この記事は2023年2月1日に掲載された情報となります。
北海道農業協同組合中央会
JA総合支援部 主幹
松島 健さん
インボイスを知るには、まず消費税の仕組みを知ることが大切です。消費税は商品の販売やサービス提供などに広く公平に課税されるもので、消費者が負担し、商品やサービスが消費者に届くまでの流通過程に属する事業者が納税します。
事業者が納税するのは、売り上げに係る消費税から仕入れに係る消費税額を差し引いた(「仕入税額控除」された)金額になります(※図1)。農業者の場合、農畜産物の販売代金に係る消費税から、肥料や飼料など生産資材の購入に係る消費税を差し引き、その差額を納税するのが一般的です。
これまでは請求書や領収書で「仕入税額控除」ができましたが、10月からは「適格請求書(インボイス)」でなければ控除の対象になりません。この「適格請求書」を発行するには、税務署に届け出して「適格請求書発行事業者」の登録が必要です。
インボイス制度導入の目的は、消費者が支払った消費税を国にきちんと納めてもらうことです。現在、売り上げが1千万円以下の事業者は消費税の納付が免除されていますが、なるべく課税事業者になって消費税を納付してほしいというのが背景にあります。

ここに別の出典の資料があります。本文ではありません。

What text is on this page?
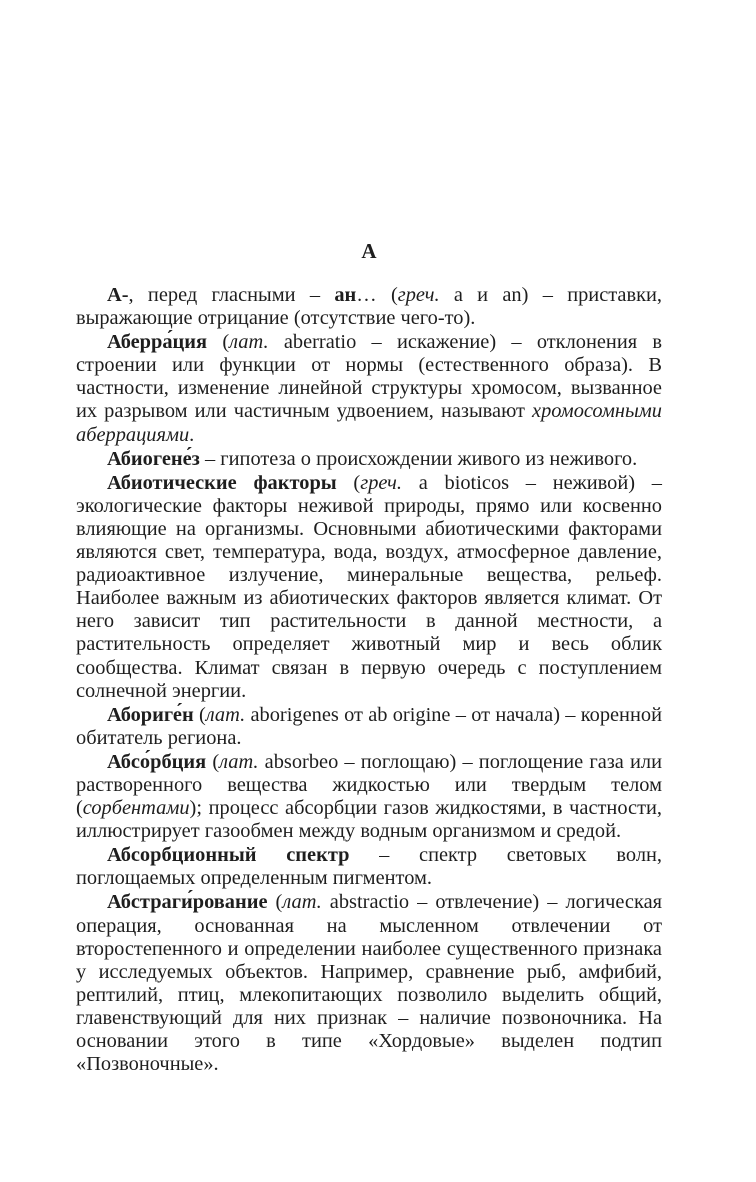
А

А-, перед гласными – ан… (греч. a и an) – приставки, выражающие отрицание (отсутствие чего-то).

Аберра́ция (лат. aberratio – искажение) – отклонения в строении или функции от нормы (естественного образа). В частности, изменение линейной структуры хромосом, вызванное их разрывом или частичным удвоением, называют хромосомными аберрациями.

Абиогене́з – гипотеза о происхождении живого из неживого.

Абиотические факторы (греч. a bioticos – неживой) – экологические факторы неживой природы, прямо или косвенно влияющие на организмы. Основными абиотическими факторами являются свет, температура, вода, воздух, атмосферное давление, радиоактивное излучение, минеральные вещества, рельеф. Наиболее важным из абиотических факторов является климат. От него зависит тип растительности в данной местности, а растительность определяет животный мир и весь облик сообщества. Климат связан в первую очередь с поступлением солнечной энергии.

Абориге́н (лат. aborigenes от ab origine – от начала) – коренной обитатель региона.

Абсо́рбция (лат. absorbeo – поглощаю) – поглощение газа или растворенного вещества жидкостью или твердым телом (сорбентами); процесс абсорбции газов жидкостями, в частности, иллюстрирует газообмен между водным организмом и средой.

Абсорбционный спектр – спектр световых волн, поглощаемых определенным пигментом.

Абстраги́рование (лат. abstractio – отвлечение) – логическая операция, основанная на мысленном отвлечении от второстепенного и определении наиболее существенного признака у исследуемых объектов. Например, сравнение рыб, амфибий, рептилий, птиц, млекопитающих позволило выделить общий, главенствующий для них признак – наличие позвоночника. На основании этого в типе «Хордовые» выделен подтип «Позвоночные».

インボイス制度で最も影響が大きいのは免税事業者です。今後、免税事業者は取り引きで不利な状況が発生する懸念もあります。北海道は大規模専業農業が多く、課税事業者の比率が多いとはいえ事務負担が増えるなど、少なからず影響があるでしょう。「知らなかった」では、いつの間にか不利益を被る場合もあります。早めにインボイス制度について理解を深め、必要な場合は手続きを進めましょう。